Nuri Bilge Ceylan est toujours aussi lent et long et imprime la rétine par son jeu de caméra, de ses ambiances contemplatives et méditatives. Autant réalisateur que scénariste mais aussi directeur d'acteurs, ce sera également ses parents dans leurs rôles respectifs et peut-être par son couple à la ville et en collaboration ici, avec Ebru Ceylan où tout deux se prêtent au désamour, conjurer ce que pourrait leur réserver l'avenir.
Avec Les climats, métaphore d'une relation sur le déclin, c'est aussi son pays qu'il met à l'honneur. On profite d'une escapade ensoleillée à Kaş et ses ruines photogéniques, comme celui d'un panorama grandiose, dans l'est de la Turquie, où les détails sont magnifiés, comme une succession de tableaux où les prises de vues instantanées sont mélancoliques, rappelant en passant à la beauté désertique des montagnes Afghanes.
Pour rendre l'éloignement des personnages ce sera l'été et l'annonce de la rupture vue par Bahar (Ebru Ceylan) et les conséquences à venir vues par Isa (Nuri Bilge Ceylan) dans la pluie automnale pour clore le chapitre à la rigueur de l'hiver.
Avare de paroles, n'hésitant pas aux gros plans presque agressifs, les regards en exergue permettent à Ebru Ceylan de révéler tout un panel d'émotions. Ce sera le coup de cœur pour un jeu tout en finesse au visage expressif et en économie, à la lassitude contenue -qui évoque subtilement, par le silence, la place des femmes- et à la tendresse refoulée face au mur en béton qu'est Isa. De cet été de tous les possibles et d'un week-end entre mer et faux semblants, c'est l'évitement, et le rapprochement brutal du couple par une ellipse les plaçant comme par magie, face contre face, renforce la violence des échanges, polis. Les intérieurs ternes et sombres face aux extérieurs lumineux et ouverts rendent compte d'une liberté définitivement inaccessible, marquant d'autant plus par la proximité du couple, le fossé grandissant qui les sépare.
L'homme navigue, absent de lui-même, soumis à ses pulsions si peu constructives qu'elles ne lui permettent plus de travailler mais de survivre au milieu du vide et tentera la reconstruction quand la solitude deviendra insupportable. Son cheminement s'accorde parfaitement avec celle du cinéaste. Comme dans son film Il était une fois en Anatolie, l'ensemble s'imbrique au fil du récit et joue de l'attente, du suspense et des failles de ses personnages.

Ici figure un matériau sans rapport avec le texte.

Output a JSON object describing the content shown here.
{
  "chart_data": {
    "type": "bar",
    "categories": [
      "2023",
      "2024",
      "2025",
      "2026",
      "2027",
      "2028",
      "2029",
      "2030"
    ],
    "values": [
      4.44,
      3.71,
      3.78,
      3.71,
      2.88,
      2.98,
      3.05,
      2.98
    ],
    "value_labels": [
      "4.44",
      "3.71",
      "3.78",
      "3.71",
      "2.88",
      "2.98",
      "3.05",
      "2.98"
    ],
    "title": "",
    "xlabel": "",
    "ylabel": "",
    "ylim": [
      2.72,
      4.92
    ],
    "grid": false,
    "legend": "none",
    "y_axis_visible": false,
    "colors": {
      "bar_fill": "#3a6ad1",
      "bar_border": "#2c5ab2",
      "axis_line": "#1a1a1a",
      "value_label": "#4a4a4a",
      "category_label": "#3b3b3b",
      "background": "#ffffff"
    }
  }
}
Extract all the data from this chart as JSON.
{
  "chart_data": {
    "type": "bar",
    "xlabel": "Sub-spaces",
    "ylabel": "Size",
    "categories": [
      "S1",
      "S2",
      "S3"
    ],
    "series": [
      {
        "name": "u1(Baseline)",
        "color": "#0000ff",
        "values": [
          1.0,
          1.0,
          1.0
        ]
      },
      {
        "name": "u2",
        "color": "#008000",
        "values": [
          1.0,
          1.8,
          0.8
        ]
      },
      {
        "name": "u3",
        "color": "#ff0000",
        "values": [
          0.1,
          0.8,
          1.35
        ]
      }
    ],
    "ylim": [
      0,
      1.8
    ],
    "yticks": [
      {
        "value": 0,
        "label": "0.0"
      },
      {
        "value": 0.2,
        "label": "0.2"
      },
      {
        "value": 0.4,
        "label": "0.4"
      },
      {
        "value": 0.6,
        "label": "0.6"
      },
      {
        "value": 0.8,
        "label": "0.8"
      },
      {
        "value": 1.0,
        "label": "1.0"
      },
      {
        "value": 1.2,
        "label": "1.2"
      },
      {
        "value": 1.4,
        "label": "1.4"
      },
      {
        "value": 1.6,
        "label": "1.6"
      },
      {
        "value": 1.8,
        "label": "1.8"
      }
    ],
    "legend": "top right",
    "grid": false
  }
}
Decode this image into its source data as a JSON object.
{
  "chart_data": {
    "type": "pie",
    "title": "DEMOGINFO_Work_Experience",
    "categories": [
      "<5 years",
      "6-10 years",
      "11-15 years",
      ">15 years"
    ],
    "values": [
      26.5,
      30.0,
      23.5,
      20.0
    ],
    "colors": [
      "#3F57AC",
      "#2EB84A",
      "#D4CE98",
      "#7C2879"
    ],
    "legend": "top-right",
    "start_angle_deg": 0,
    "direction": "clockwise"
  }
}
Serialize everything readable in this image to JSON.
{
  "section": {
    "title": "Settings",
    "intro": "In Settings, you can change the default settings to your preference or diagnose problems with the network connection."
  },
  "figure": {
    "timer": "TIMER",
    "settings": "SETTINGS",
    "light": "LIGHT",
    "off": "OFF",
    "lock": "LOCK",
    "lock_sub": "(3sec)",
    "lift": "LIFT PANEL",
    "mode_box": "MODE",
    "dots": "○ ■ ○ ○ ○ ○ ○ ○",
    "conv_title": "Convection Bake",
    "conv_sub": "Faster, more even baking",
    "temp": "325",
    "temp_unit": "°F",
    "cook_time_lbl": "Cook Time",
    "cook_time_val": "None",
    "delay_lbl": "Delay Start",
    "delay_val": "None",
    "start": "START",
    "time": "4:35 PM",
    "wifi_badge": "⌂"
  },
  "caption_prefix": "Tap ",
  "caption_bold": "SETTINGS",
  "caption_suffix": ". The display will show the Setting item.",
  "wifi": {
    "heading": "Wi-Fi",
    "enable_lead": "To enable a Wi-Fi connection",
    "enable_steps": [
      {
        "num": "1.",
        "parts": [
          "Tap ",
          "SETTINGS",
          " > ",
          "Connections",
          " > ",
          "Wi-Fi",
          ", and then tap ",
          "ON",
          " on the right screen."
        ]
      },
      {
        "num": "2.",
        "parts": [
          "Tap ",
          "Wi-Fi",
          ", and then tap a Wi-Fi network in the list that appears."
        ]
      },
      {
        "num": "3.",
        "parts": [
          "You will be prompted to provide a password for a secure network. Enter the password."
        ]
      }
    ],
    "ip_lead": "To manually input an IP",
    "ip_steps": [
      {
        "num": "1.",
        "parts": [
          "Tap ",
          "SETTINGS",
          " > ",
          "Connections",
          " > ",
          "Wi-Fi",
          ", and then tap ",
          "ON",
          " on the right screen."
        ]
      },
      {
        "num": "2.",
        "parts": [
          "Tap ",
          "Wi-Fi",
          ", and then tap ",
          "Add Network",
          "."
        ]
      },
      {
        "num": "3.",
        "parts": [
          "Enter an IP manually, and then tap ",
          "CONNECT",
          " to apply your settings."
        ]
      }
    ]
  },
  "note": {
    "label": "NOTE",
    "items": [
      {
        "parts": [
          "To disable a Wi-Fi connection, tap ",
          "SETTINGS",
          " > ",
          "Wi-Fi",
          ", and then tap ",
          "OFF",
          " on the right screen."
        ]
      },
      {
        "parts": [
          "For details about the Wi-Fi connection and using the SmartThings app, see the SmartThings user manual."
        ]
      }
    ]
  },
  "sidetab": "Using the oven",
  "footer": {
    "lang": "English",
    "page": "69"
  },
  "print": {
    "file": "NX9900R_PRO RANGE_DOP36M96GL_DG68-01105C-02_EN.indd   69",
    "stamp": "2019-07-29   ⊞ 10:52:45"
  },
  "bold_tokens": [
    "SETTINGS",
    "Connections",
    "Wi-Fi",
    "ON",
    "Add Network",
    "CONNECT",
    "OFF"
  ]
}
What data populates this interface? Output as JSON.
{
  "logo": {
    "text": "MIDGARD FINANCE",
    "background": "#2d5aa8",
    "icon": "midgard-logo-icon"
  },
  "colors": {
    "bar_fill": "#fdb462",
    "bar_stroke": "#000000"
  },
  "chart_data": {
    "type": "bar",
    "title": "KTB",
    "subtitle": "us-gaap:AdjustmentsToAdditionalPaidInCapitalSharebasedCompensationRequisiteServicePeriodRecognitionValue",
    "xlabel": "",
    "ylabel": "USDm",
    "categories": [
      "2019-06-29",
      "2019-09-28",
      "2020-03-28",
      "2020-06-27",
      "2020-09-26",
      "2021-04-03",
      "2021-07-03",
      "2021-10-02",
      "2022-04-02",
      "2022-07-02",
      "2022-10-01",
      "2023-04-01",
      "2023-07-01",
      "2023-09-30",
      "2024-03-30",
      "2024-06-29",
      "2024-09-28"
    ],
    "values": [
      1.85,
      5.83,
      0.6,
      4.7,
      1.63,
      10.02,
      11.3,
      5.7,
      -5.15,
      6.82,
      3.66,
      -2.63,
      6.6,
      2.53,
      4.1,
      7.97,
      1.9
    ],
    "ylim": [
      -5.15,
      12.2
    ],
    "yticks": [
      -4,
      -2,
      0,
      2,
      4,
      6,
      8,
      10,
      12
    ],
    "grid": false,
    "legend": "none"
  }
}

Les sons sont à l'honneur et viennent encore jouer de l'interférence, contrebalancés par l'absence du verbe.
Nuri Bilge imprime la pellicule de ses regards aimants, ou faussement souriants, constamment dans la représentation, ses mouvements pointent sa fuite en avant, ne trouvant l'illusion du bonheur que par sa nouvelle relation avec Serap (Nazan Kesal). Ce personnage vient parfaire par un portrait de femme infidèle, au rire poussif, la fausse rébellion face à une société patriarcale et ne fait que renforcer sa soumission face à un langage des corps violent, aux échanges sans intérêt pour préliminaires.
Un portrait finement décrit pour un focus peu réjouissant sur la lâcheté et l'égoïsme des hommes, tout autant malmenés, universel, mais qui révèle la parfaite négation de l'autre. On pense alors à Ozu et à ses portraits de femmes et on prend comme un souffle d'air, un soupçon d'humour dans une scène tragique, qui vient détendre l'atmosphère lorsque les techniciens de Bahar, viendront saper le monologue pathétique d'Isa, face à cette femme dévastée par son inconstance, mais qui reste sur la ligne narrative et ne fera qu'exacerber sa possessivité.
La vie rêvée d'Isa à enfin faire don de soi et l'illusion de l'intimité partagée aux retrouvailles hivernales, viennent se heurter à la réalité de ce qui ne peut plus se reconstruire et trouve sa réponse dans l'ultime discussion du couple, au matin, en totale incompréhension et signe l'impossibilité à l'homme de s'ancrer dans la vérité.
On peut être dubitatif sur un énième film à raconter les affres douloureux du couple mais ce serait rater un bien beau film.